Freiras carmelitas condenadas à guilhotina por não negarem sua fé em Cristo.

No período da Revolução Francesa conhecido como Reino do Terror, em 1794, 16 irmãs carmelitas do Mosteiro de Compiègne foram condenadas à morte na guilhotina por se recusarem a abandonar sua devoção religiosa. Essa trágica história tornou-se conhecida como o “Diálogo das Carmelitas” e foi retratada em livros, peças teatrais e filmes.

Durante a Revolução Francesa, aproximadamente 50.000 pessoas foram vítimas do terror (ou seja, foram ass@ssind4s, em média 100 por dia nas praças da França), e nem mesmo as freiras de Compiègne foram poupadas. O governo jacobino estabeleceu instituições de controle, como a Comuna Popular, o Tribunal Revolucionário e o Comitê de Salvação Pública (algo muito semelhante hoje em dia conhecido como”combate à fake news” e ao “discurso de ódio”), para eliminar aqueles considerados inimigos da revolução.
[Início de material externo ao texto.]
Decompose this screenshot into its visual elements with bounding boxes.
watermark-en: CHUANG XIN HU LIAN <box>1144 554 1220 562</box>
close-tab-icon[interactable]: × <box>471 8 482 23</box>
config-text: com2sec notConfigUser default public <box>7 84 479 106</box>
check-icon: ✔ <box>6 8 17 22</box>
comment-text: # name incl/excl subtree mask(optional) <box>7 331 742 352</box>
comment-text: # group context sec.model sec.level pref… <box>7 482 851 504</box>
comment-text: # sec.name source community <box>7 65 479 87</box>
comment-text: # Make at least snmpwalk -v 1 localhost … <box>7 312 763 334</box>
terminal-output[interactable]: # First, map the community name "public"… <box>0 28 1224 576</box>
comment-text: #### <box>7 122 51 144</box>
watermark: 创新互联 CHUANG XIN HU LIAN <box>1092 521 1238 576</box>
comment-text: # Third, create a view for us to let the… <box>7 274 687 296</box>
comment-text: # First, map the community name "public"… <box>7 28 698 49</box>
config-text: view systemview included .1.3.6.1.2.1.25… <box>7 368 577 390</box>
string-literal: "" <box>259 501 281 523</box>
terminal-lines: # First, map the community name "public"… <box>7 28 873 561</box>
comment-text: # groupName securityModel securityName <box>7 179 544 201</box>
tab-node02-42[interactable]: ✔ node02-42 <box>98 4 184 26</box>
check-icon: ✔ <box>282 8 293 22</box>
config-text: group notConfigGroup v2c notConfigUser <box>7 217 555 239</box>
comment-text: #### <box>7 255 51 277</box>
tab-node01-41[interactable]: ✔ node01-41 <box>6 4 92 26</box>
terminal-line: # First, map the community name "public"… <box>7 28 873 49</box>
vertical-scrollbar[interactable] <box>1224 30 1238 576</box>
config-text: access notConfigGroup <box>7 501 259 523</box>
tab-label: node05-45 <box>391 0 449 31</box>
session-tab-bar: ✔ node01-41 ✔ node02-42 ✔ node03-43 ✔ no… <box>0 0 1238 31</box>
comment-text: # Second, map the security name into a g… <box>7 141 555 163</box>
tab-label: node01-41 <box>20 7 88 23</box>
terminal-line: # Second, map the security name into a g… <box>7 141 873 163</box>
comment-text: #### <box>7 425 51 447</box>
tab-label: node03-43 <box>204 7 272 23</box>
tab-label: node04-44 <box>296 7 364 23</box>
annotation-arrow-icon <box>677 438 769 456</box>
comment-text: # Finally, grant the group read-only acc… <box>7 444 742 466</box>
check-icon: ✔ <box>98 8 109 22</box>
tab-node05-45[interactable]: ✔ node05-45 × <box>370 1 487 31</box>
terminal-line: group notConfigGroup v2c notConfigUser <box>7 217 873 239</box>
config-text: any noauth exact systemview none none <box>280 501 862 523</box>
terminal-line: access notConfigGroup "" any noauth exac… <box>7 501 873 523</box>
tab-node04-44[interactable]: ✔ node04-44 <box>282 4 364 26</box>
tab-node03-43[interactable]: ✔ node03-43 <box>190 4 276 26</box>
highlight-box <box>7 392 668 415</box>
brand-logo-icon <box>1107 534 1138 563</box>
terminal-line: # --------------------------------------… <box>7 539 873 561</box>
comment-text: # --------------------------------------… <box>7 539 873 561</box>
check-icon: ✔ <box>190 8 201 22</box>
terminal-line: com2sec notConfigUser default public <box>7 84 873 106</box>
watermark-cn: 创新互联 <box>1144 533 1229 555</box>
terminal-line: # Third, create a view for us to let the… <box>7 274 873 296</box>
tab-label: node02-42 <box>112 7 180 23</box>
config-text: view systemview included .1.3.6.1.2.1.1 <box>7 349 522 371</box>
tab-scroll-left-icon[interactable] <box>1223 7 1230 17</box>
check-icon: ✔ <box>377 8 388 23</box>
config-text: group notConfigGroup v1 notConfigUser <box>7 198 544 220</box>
O Comitê de Salvação Pública (perceba como o instrumento usado para perseguir e m@tar vem sempre com um nome bonitinho, assim como “defender a democracia”) de Compiègne acusou o mosteiro carmelita de abrigar mulheres que não aderiam à ideologia revolucionária.

Os revolucionários de hoje fazem o mesmo e acusam todos que discordam deles de serem fascistas e dignos de serem atacados ou presos sem piedade ou um julgamento justo.